Dateline: July 29, 2002

Planning in the Periodicals

A roundup of current online magazine articles that explore planning history and issues, sometimes with a global flavor:

-- Fast Company magazine --
The Italian village of Colletta di Castelbianco, dating back to the 13th century, was on the verge of extinction, says Fast Company magazine, until it got a new design and the Internet
helped bring it back to life. "Colletta's ancient dwellings were barely visible when land surveyor Alessandro Pampirio and two colleagues stumbled upon the village during a
Sunday stroll back in 1991," says the article, "La Dolce Vita, Internet Style." Today, underneath the village, "a 10-mile network of fiber optics and copper delivers a level of connectivity
that the largest Italian cities would envy. Each home in Colletta has an Internet line, an ISDN port that supports videophone and videoconferencing services, a radiophone for use
around the village, and cable for video-on-demand and interactive TV."

Read the article: http://www.fastcompany.com/online/61/italy.html


-- D-Lib Magazine --
From 1867 through 1970, writes the librarian-author, "the Sanborn Fire Insurance Maps documented the rise of American cities, and their block-by-block detail has assured their
popularity and importance to modern-day researchers. ... Aside from the intended audience of insurance companies, the maps have been of value to genealogists, demographers,
environmentalists, urban planners, historians, and laypersons, and it is no surprise that attempts have been made in recent years to digitize the maps." The article discusses
technical issues, copyright, and past abortive attempts to make the maps available digitally, and the portion of the collection made available online by the University of Utah.

Read the article: http://www.dlib.org/dlib/july02/arli...7arlitsch.html

See some maps already online: http://www.lib.utah.edu/digital/sanborn/


-- Smithsonian magazine --
The remains of human-fashioned pyramids in the Supe Valley of Peru suggest that civilization emerged in the Americas 1,000 years earlier than experts believed.
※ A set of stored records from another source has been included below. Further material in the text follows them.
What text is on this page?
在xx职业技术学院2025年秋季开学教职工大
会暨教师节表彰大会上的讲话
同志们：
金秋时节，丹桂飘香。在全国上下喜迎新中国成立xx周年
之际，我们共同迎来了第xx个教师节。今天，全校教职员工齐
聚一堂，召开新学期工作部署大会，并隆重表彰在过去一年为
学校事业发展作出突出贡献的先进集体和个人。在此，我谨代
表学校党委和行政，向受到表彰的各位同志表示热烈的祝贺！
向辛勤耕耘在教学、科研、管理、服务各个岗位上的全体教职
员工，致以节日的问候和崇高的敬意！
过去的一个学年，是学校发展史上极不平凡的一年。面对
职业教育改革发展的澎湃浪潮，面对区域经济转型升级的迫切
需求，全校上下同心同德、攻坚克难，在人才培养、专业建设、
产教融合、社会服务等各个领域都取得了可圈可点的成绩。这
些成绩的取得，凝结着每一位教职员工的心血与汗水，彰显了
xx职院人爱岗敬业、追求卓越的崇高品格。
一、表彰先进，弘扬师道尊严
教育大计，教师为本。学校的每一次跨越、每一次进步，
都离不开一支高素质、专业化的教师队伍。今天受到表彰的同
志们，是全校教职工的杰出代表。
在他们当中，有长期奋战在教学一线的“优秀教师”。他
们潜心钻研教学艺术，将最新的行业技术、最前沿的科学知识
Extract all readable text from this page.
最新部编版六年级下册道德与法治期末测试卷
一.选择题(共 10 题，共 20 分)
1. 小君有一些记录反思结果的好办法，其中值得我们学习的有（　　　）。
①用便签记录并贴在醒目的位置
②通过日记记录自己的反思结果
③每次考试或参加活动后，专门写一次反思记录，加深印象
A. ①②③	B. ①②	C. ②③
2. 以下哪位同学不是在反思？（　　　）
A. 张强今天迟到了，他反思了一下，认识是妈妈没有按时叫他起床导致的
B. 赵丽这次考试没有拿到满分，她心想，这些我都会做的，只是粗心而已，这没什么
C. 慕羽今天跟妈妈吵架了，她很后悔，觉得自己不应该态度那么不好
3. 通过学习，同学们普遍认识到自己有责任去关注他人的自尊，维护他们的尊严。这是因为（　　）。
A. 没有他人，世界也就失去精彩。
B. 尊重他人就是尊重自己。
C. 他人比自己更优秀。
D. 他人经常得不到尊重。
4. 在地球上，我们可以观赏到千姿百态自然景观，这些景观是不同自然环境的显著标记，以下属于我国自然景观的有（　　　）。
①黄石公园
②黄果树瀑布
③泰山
The article says
compelling new evidence indicates that the six earth-and-rock mounds are "the remains of a city that flourished nearly 5,000 years ago. If true, it would be the oldest urban center in
the Americas and among the most ancient in all the world." Seven striking photographs of the site illustrate the brief article in Smithsonian's August issue.

Read the article: http://www.smithsonianmag.si.edu/smi...g02/caral.html

-- Metropolis Magazine --
Urbanist Michael Sorkin surveys the planned communities springing up in India, from a "spiritualist community" called Auroville to New Oroville, New Oroville, "a 500-acre 'branded
community offering a coveted international lifestyle.' New Oroville is ultimately to provide housing, production, community, and recreational facilities for 12,000 to 15,000 employees
and family members. The entire village is being constructed of spray-formed monolithic concrete domes. Organized as apartments, houses, and workspaces, each will include
abundant modern technology as well as a private back garden." In Auroville, things are different. The charter reads: "Auroville belongs to nobody in particular. Auroville belongs to
humanity as a whole. ... To live in Auroville, one must be a willing servitor of the Divine Consciousness."

Read the article: http://www.metropolismag.com/html/co...ind/index.html

Visit the Auroville website: http://www.auroville.org/

-- Inc magazine --
In "America's Favorite Hometown Businesses," Inc. magazine celebrates the "charming, idiosyncratic, and lovable" businesses that Main Street still has a monopoly on. From
Feathers, a bird shop in Marlborough, Massachusetts, to C.C. Filson luggage in Seattle, the short articles by writers, entertainers, and "influential people" are paeans to the
anti-Wal-Marts of Main Street, USA - some still kicking, others of blessed memory.